I experimented with a new ingredient this weekend: matcha. Matcha is the finely milled green tea used in the Japanese tea ceremony. It’s also used to dye foods. After working with it this weekend, I can see why. A very small amount gives a very intense green color to whatever it is added. And to your dishwater as you clean up your mess.
It resembles the very fine mica powders and pigments I use to tint my polymer clay. So, after using it to make some matcha cupcakes with matcha cream cheese frosting, I decided to mix it into some translucent polymer clay and see what happened.
But first, the cupcakes. I found a recipe on Pinterest last year for matcha cupcakes and finally got around to making them. One of my hobbies is making gourmet cupcakes and I love to experiment with “exotic” and unexpected ingredients.
These are the third tea-flavored cupcakes I have tried. I made some Earl Grey (technically, those were brownies), chai cupcakes with ginger cream cheese frosting, and Firefly sweet tea vodka cupcakes with lemon cream cheese frosting.
I don’t eat the cupcakes. I am a salty-savory person and don’t much care for sweets and baked goods. (but hide your potato chips and roasted almonds) I just like to bake because it lets my inner organic chemist out to play. I take the cupcakes to the office where my co-workers magically make them disappear. I usually top them with a cream cheese frosting regardless of what the original recipe calls for. I detest American buttercream: it’s so flat and sickly sweet, it ruins a good cake. I have occasionally used dark, milk, and white chocolate ganaches (whipped and not) in lieu of frosting. And once I made a Swiss meringue buttercream. Whipping up that emulsion made my inner organic chemist giddy.
Anyway, once the cupcakes were done, complete with some little pink Cadbury mini eggs for garnish, I cleaned up the kitchen and turned it into my polymer clay studio. I mixed a teeny weeny bit of the matcha with some translucent polymer clay. I didn’t have any project in mind, so I just rolled the clay into some balls and then squished them between some texture sheets. That’s a shape idea I got from The Blue Bottle Tree’s rustic beads tutorial. Just as baking delights my inner organic chemist, squishing polymer clay amuses my inner child.

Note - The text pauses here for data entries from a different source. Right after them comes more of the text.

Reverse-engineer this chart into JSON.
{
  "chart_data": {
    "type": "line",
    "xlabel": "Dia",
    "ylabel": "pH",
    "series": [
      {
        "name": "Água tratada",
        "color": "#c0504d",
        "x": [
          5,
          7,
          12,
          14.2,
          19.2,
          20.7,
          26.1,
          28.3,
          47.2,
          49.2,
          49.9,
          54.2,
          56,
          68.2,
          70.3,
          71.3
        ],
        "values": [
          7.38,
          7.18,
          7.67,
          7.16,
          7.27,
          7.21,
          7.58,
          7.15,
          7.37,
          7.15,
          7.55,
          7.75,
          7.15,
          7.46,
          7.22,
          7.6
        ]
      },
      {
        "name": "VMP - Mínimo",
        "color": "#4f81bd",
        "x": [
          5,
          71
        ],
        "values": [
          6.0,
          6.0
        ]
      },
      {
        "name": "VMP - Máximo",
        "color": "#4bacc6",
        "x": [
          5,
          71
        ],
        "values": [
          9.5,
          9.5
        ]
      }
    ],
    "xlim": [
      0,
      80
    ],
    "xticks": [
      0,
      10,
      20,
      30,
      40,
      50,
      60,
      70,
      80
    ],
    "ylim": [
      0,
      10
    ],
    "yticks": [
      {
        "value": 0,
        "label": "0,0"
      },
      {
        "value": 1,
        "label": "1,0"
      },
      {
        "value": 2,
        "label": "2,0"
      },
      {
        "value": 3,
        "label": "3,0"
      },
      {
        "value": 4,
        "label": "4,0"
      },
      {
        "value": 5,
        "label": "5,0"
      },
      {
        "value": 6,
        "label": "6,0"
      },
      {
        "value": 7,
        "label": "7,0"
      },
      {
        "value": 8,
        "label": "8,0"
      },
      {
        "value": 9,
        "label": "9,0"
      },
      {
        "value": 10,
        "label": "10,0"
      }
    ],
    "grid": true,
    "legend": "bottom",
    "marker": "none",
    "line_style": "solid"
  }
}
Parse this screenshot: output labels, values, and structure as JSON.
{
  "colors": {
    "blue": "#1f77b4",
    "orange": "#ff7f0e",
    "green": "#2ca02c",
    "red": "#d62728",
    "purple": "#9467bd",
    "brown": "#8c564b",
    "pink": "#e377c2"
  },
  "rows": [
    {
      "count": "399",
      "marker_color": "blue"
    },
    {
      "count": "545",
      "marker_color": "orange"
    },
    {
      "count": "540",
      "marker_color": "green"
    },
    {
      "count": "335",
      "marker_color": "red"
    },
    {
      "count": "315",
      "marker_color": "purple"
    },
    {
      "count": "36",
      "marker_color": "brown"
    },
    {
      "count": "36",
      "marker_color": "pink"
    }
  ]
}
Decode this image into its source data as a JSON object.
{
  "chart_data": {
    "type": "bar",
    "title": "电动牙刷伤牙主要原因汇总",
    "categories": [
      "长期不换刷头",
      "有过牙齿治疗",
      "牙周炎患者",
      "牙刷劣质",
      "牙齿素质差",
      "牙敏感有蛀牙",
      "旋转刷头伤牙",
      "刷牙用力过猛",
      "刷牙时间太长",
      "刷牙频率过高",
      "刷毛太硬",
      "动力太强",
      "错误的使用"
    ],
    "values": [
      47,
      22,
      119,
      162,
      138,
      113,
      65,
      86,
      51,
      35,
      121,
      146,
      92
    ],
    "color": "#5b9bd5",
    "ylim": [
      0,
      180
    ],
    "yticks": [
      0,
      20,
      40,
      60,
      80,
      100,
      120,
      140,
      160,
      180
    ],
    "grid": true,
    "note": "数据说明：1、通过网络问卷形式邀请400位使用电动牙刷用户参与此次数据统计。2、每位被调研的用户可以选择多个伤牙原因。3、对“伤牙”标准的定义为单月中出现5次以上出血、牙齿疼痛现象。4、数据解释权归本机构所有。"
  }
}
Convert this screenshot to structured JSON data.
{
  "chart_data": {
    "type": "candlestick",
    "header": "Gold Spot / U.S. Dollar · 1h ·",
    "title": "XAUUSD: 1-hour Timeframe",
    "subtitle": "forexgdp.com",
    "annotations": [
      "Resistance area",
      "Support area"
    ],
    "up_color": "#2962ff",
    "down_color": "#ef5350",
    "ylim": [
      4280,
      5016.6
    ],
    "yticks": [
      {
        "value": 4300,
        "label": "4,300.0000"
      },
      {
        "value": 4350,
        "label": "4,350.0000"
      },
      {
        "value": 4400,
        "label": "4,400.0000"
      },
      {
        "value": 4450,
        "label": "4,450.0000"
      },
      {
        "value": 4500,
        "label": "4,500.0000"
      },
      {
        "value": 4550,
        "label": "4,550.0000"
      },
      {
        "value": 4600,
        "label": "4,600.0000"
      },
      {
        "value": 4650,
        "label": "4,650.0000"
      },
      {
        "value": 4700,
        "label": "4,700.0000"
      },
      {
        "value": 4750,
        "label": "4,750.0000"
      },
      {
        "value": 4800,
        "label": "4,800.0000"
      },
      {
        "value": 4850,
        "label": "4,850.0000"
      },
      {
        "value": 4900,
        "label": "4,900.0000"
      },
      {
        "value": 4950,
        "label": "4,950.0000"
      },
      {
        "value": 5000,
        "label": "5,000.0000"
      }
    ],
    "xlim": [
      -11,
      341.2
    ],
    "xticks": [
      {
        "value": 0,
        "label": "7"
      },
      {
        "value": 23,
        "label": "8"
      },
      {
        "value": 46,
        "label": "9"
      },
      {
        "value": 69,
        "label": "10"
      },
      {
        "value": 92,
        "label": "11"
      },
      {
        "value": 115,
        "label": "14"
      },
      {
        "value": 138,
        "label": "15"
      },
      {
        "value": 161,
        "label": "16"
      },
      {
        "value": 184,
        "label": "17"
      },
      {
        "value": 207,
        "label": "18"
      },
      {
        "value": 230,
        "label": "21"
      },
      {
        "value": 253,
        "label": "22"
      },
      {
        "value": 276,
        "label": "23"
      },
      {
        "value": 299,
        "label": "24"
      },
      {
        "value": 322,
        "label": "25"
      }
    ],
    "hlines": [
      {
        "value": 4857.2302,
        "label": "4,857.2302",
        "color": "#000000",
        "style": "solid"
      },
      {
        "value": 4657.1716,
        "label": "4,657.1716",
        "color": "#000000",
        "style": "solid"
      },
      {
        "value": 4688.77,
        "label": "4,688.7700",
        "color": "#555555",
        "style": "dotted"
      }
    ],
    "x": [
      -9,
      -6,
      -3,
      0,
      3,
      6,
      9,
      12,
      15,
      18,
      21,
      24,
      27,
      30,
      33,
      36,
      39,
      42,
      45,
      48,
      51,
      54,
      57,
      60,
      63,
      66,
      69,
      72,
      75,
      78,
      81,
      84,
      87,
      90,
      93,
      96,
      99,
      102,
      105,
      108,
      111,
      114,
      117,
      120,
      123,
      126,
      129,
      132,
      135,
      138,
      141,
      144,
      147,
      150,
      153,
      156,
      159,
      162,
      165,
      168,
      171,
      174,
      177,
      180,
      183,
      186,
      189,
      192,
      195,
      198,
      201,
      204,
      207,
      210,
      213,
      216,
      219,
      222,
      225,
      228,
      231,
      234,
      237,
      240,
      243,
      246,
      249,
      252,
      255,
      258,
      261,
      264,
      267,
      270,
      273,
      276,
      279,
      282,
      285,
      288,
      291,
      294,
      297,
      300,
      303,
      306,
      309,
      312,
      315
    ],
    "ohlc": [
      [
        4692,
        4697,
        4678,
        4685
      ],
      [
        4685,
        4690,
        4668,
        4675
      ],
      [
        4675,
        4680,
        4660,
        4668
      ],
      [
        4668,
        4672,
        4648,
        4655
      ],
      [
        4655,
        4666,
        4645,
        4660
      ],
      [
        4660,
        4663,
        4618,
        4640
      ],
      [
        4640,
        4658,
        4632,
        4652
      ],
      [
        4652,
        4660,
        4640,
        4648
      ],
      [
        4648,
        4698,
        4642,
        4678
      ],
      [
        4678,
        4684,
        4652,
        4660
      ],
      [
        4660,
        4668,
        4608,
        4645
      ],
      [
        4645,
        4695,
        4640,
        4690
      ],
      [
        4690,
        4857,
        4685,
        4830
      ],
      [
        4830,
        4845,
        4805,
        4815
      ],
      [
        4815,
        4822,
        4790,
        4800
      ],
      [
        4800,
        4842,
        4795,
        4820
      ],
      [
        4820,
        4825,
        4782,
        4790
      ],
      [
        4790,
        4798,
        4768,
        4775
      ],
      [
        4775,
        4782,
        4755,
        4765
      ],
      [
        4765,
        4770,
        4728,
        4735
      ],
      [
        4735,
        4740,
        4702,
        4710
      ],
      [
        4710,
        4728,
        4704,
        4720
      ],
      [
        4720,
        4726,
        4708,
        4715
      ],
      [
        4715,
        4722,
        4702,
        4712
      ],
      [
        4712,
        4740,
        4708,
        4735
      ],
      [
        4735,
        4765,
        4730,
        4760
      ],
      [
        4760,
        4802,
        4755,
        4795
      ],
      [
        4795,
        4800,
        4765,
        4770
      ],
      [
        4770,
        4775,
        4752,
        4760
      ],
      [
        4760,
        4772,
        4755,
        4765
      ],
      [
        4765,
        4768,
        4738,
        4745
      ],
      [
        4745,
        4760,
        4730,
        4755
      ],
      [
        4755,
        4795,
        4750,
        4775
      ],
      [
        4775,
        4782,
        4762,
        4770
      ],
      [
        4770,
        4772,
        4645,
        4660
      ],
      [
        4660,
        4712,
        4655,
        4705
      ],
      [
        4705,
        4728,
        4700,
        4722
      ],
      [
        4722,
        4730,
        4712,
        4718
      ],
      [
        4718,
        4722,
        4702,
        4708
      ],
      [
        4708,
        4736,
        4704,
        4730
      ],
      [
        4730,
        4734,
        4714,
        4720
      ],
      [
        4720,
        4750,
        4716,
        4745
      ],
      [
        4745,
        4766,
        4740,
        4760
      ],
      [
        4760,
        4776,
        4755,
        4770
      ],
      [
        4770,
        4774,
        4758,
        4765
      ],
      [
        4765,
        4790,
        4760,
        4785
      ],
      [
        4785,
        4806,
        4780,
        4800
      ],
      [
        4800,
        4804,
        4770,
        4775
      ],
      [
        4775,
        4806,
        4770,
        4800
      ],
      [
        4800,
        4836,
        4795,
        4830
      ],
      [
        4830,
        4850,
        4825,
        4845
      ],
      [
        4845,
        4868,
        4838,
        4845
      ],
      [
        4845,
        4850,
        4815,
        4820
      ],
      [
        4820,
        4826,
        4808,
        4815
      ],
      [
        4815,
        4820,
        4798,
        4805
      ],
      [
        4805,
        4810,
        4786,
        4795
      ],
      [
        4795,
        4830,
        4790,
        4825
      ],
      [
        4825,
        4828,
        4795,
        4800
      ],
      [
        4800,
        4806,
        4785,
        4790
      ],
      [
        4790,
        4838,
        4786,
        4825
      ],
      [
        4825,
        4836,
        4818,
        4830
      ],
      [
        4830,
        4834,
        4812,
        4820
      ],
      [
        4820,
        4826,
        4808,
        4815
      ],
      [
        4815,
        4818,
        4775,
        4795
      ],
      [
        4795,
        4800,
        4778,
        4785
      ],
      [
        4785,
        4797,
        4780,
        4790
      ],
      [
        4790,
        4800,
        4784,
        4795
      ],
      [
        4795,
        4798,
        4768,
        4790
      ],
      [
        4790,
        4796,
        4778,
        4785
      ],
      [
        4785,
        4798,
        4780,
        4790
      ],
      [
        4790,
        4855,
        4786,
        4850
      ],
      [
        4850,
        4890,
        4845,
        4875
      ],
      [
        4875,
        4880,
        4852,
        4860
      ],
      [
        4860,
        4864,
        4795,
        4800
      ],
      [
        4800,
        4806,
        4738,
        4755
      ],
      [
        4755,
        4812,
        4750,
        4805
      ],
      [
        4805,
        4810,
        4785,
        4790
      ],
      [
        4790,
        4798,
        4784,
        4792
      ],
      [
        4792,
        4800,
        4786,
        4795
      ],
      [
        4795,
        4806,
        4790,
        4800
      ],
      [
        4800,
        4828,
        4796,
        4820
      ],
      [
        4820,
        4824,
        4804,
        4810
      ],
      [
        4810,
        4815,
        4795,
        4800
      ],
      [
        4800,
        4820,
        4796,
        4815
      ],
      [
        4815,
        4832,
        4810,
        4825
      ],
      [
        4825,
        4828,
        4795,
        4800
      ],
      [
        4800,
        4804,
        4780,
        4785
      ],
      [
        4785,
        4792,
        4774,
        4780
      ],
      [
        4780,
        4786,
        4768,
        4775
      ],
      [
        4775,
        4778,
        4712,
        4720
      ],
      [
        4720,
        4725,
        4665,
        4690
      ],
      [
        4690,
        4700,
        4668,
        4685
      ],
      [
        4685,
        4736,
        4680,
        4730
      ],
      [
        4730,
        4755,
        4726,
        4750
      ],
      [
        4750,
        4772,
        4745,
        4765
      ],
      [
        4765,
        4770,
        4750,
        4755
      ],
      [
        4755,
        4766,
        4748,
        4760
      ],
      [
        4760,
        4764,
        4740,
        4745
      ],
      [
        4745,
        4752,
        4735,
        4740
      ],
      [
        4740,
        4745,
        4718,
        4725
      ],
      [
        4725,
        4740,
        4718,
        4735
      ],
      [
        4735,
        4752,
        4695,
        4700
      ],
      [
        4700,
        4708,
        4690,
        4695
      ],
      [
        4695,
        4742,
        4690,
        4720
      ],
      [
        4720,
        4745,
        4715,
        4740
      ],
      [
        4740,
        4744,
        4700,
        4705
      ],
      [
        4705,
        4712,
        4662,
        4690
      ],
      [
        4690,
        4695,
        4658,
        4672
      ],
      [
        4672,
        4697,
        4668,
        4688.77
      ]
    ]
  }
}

I wasn’t sure what would happen to the color of the matcha-tinted clay during baking so I only made a few test beads. Once I took these out of the oven, I was wishing I had whipped up a whole big batch. These are unfinished – not sanded, painted, glazed, etc., and I may not do anything more to them. I love the saturated earthy organic green color with the rustic off-center shapes. Maybe I will dig through my stash to find some accent beads and make myself a bracelet. I will definitely make more of this recipe, in other bead shapes and sizes.
By the way, I also made myself a cup of matcha after cleaning the kitchen/studio for the second time in a day. I am sure it wasn’t nearly as sublime as what I could get from an authentic tea ceremony. But it was earthy and aromatic and soothing just the same.
Love the beads! Very earthly and rustic looking!
Thanks, Brandy. I think this recipe could make some great buttons for your crochet projects too.
Great thinking Tammy! The cupcakes look divine (wish I had your lack of a sweet tooth 😉 ) and the polymer is awesome! I love the way it turned out… I’ll have to go buy some Matcha now to play! 😉 Thanks for sharing!
Thanks, Beth. I used some high dollar organic matcha with the test beads, because that’s what I bought for baking. I will get some less expensive stuff for future bead making. Can’t wait to see what you do with it for your work.